Although the rules about using the N-Word have more amendments and codicils than a Hollywood divorce decree, generally speaking, white people need to avoid this word at all times. Nothing good comes from its use. It's one of those words that is loaded with so much baggage, so much pain, it should be permanently banished from our collective vocabularies. My mother made this painfully aware to me when she happened to hear it come flying out of my mouth when I was ten years old. First, she lectured me about how hateful and ignorant it was, then launched into a quick bible study review of the evils of the tongue, and then (because it was 1968 and she was Betty Dunnevant) she "tanned my hide" with the closest stick she could find. Suffice it to say...lesson learned!!

Already, there are calls to cancel his show. Twitter is in a righteous fury, mostly from the left but also from some conservatives who want to be consistent after a week of calling for the head of Kathy Griffin,(sorry). So, what is a libertarian like me supposed to do?

I generally don't want anyone censored for words spoken. Calls for boycotts and cancellations seem juvenile to me, and vaguely Un-American. Land of the free, and all that.

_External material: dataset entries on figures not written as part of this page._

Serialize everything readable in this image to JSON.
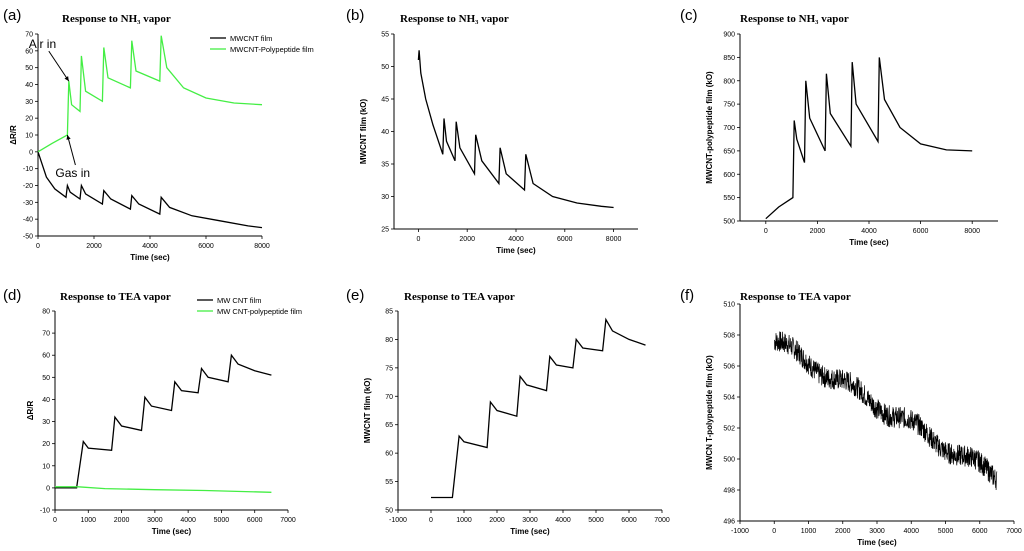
{
  "chart_data": [
    {
      "id": "a",
      "panel": "(a)",
      "type": "line",
      "title": "Response to NH₃ vapor",
      "xlabel": "Time (sec)",
      "ylabel": "ΔR/R",
      "xlim": [
        0,
        8000
      ],
      "ylim": [
        -50,
        70
      ],
      "xticks": [
        0,
        2000,
        4000,
        6000,
        8000
      ],
      "yticks": [
        -50,
        -40,
        -30,
        -20,
        -10,
        0,
        10,
        20,
        30,
        40,
        50,
        60,
        70
      ],
      "legend": "top-right",
      "series": [
        {
          "name": "MWCNT film",
          "color": "#000000",
          "points": [
            [
              0,
              0
            ],
            [
              300,
              -15
            ],
            [
              600,
              -22
            ],
            [
              1000,
              -27
            ],
            [
              1050,
              -20
            ],
            [
              1150,
              -24
            ],
            [
              1500,
              -28
            ],
            [
              1550,
              -20
            ],
            [
              1700,
              -25
            ],
            [
              2300,
              -31
            ],
            [
              2350,
              -23
            ],
            [
              2600,
              -28
            ],
            [
              3300,
              -34
            ],
            [
              3350,
              -26
            ],
            [
              3600,
              -31
            ],
            [
              4350,
              -37
            ],
            [
              4400,
              -27
            ],
            [
              4700,
              -33
            ],
            [
              5500,
              -38
            ],
            [
              6500,
              -41
            ],
            [
              7500,
              -44
            ],
            [
              8000,
              -45
            ]
          ]
        },
        {
          "name": "MWCNT-Polypeptide film",
          "color": "#44ee44",
          "points": [
            [
              0,
              0
            ],
            [
              500,
              5
            ],
            [
              1050,
              10
            ],
            [
              1100,
              42
            ],
            [
              1200,
              28
            ],
            [
              1500,
              24
            ],
            [
              1550,
              57
            ],
            [
              1700,
              36
            ],
            [
              2300,
              30
            ],
            [
              2350,
              62
            ],
            [
              2500,
              44
            ],
            [
              3300,
              38
            ],
            [
              3350,
              66
            ],
            [
              3500,
              48
            ],
            [
              4350,
              42
            ],
            [
              4400,
              69
            ],
            [
              4600,
              50
            ],
            [
              5200,
              38
            ],
            [
              6000,
              32
            ],
            [
              7000,
              29
            ],
            [
              8000,
              28
            ]
          ]
        }
      ],
      "annotations": [
        {
          "text": "Air in",
          "x": 1100,
          "y": 42
        },
        {
          "text": "Gas in",
          "x": 1050,
          "y": 10
        }
      ]
    },
    {
      "id": "b",
      "panel": "(b)",
      "type": "line",
      "title": "Response to NH₃ vapor",
      "xlabel": "Time (sec)",
      "ylabel": "MWCNT film (kO)",
      "xlim": [
        -1000,
        9000
      ],
      "ylim": [
        25,
        55
      ],
      "xticks": [
        0,
        2000,
        4000,
        6000,
        8000
      ],
      "yticks": [
        25,
        30,
        35,
        40,
        45,
        50,
        55
      ],
      "series": [
        {
          "name": "MWCNT film",
          "color": "#000000",
          "points": [
            [
              0,
              51
            ],
            [
              30,
              52.5
            ],
            [
              100,
              49
            ],
            [
              300,
              45
            ],
            [
              600,
              41
            ],
            [
              1000,
              36.5
            ],
            [
              1050,
              42
            ],
            [
              1150,
              38.5
            ],
            [
              1500,
              35.5
            ],
            [
              1550,
              41.5
            ],
            [
              1700,
              37.5
            ],
            [
              2300,
              33.5
            ],
            [
              2350,
              39.5
            ],
            [
              2600,
              35.5
            ],
            [
              3300,
              32
            ],
            [
              3350,
              37.5
            ],
            [
              3600,
              33.5
            ],
            [
              4350,
              31
            ],
            [
              4400,
              36.5
            ],
            [
              4700,
              32
            ],
            [
              5500,
              30
            ],
            [
              6500,
              29
            ],
            [
              7500,
              28.5
            ],
            [
              8000,
              28.3
            ]
          ]
        }
      ]
    },
    {
      "id": "c",
      "panel": "(c)",
      "type": "line",
      "title": "Response to NH₃ vapor",
      "xlabel": "Time (sec)",
      "ylabel": "MWCNT-polypeptide film (kO)",
      "xlim": [
        -1000,
        9000
      ],
      "ylim": [
        500,
        900
      ],
      "xticks": [
        0,
        2000,
        4000,
        6000,
        8000
      ],
      "yticks": [
        500,
        550,
        600,
        650,
        700,
        750,
        800,
        850,
        900
      ],
      "series": [
        {
          "name": "MWCNT-polypeptide film",
          "color": "#000000",
          "points": [
            [
              0,
              505
            ],
            [
              500,
              530
            ],
            [
              1050,
              550
            ],
            [
              1100,
              715
            ],
            [
              1200,
              675
            ],
            [
              1500,
              625
            ],
            [
              1550,
              800
            ],
            [
              1700,
              720
            ],
            [
              2300,
              650
            ],
            [
              2350,
              815
            ],
            [
              2500,
              730
            ],
            [
              3300,
              660
            ],
            [
              3350,
              840
            ],
            [
              3500,
              750
            ],
            [
              4350,
              670
            ],
            [
              4400,
              850
            ],
            [
              4600,
              760
            ],
            [
              5200,
              700
            ],
            [
              6000,
              665
            ],
            [
              7000,
              652
            ],
            [
              8000,
              650
            ]
          ]
        }
      ]
    },
    {
      "id": "d",
      "panel": "(d)",
      "type": "line",
      "title": "Response to TEA vapor",
      "xlabel": "Time (sec)",
      "ylabel": "ΔR/R",
      "xlim": [
        0,
        7000
      ],
      "ylim": [
        -10,
        80
      ],
      "xticks": [
        0,
        1000,
        2000,
        3000,
        4000,
        5000,
        6000,
        7000
      ],
      "yticks": [
        -10,
        0,
        10,
        20,
        30,
        40,
        50,
        60,
        70,
        80
      ],
      "legend": "top-right",
      "series": [
        {
          "name": "MW CNT film",
          "color": "#000000",
          "points": [
            [
              0,
              0
            ],
            [
              650,
              0
            ],
            [
              850,
              21
            ],
            [
              1000,
              18
            ],
            [
              1700,
              17
            ],
            [
              1800,
              32
            ],
            [
              2000,
              28
            ],
            [
              2600,
              26
            ],
            [
              2700,
              41
            ],
            [
              2900,
              37
            ],
            [
              3500,
              35
            ],
            [
              3600,
              48
            ],
            [
              3800,
              44
            ],
            [
              4300,
              43
            ],
            [
              4400,
              54
            ],
            [
              4600,
              50
            ],
            [
              5200,
              48
            ],
            [
              5300,
              60
            ],
            [
              5500,
              56
            ],
            [
              6000,
              53
            ],
            [
              6500,
              51
            ]
          ]
        },
        {
          "name": "MW CNT-polypeptide film",
          "color": "#44ee44",
          "points": [
            [
              0,
              0.5
            ],
            [
              700,
              0.5
            ],
            [
              1500,
              -0.3
            ],
            [
              3000,
              -0.8
            ],
            [
              4500,
              -1.2
            ],
            [
              6500,
              -2
            ]
          ]
        }
      ]
    },
    {
      "id": "e",
      "panel": "(e)",
      "type": "line",
      "title": "Response to TEA vapor",
      "xlabel": "Time (sec)",
      "ylabel": "MWCNT film (kO)",
      "xlim": [
        -1000,
        7000
      ],
      "ylim": [
        50,
        85
      ],
      "xticks": [
        -1000,
        0,
        1000,
        2000,
        3000,
        4000,
        5000,
        6000,
        7000
      ],
      "yticks": [
        50,
        55,
        60,
        65,
        70,
        75,
        80,
        85
      ],
      "series": [
        {
          "name": "MWCNT film",
          "color": "#000000",
          "points": [
            [
              0,
              52.2
            ],
            [
              650,
              52.2
            ],
            [
              850,
              63
            ],
            [
              1000,
              62
            ],
            [
              1700,
              61
            ],
            [
              1800,
              69
            ],
            [
              2000,
              67.5
            ],
            [
              2600,
              66.5
            ],
            [
              2700,
              73.5
            ],
            [
              2900,
              72
            ],
            [
              3500,
              71
            ],
            [
              3600,
              77
            ],
            [
              3800,
              75.5
            ],
            [
              4300,
              75
            ],
            [
              4400,
              80
            ],
            [
              4600,
              78.5
            ],
            [
              5200,
              78
            ],
            [
              5300,
              83.5
            ],
            [
              5500,
              81.5
            ],
            [
              6000,
              80
            ],
            [
              6500,
              79
            ]
          ]
        }
      ]
    },
    {
      "id": "f",
      "panel": "(f)",
      "type": "line",
      "title": "Response to TEA vapor",
      "xlabel": "Time (sec)",
      "ylabel": "MWCN T-polypeptide film (kO)",
      "xlim": [
        -1000,
        7000
      ],
      "ylim": [
        496,
        510
      ],
      "xticks": [
        -1000,
        0,
        1000,
        2000,
        3000,
        4000,
        5000,
        6000,
        7000
      ],
      "yticks": [
        496,
        498,
        500,
        502,
        504,
        506,
        508,
        510
      ],
      "noisy": true,
      "trend": {
        "start": [
          0,
          507.6
        ],
        "end": [
          6500,
          498.8
        ],
        "noise": 0.7
      }
    }
  ]
}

However, when I hear someone throw this particular word around, it does inform me about a great many things. If I were at a party and just met someone and were having an introductory conversation with them and they were to suddenly drop the N-Word during that conversation...I would instantly disengage, and probably say something like, Wait...what the hell is wrong with you, man? Their use of this sort of language tells me everything I need to know about them, primarily that there is a profound emptiness in their heart, and that they are someone who I no longer desire to be associated with. However, my next step would not be to begin a Facebook/Twitter campaign urging everyone who knows them to shun them from society. I mean, who died and placed me in charge?? In Maher's case, I now know more about him than I did before, and it ain't good. So, lesson learned. No Real Time With Bill Maher for me. Time to move on to the next outrage.

I hope he gets to keep his show, that he doesn't lose his livelihood because of a spoken word. But, I also hope that fewer and fewer people watch it, and eventually the free market votes his show away. Isn't this the same thing? If you think so, you completely don't understand the First Amendment. But it's not just you, there's a lot of that going around.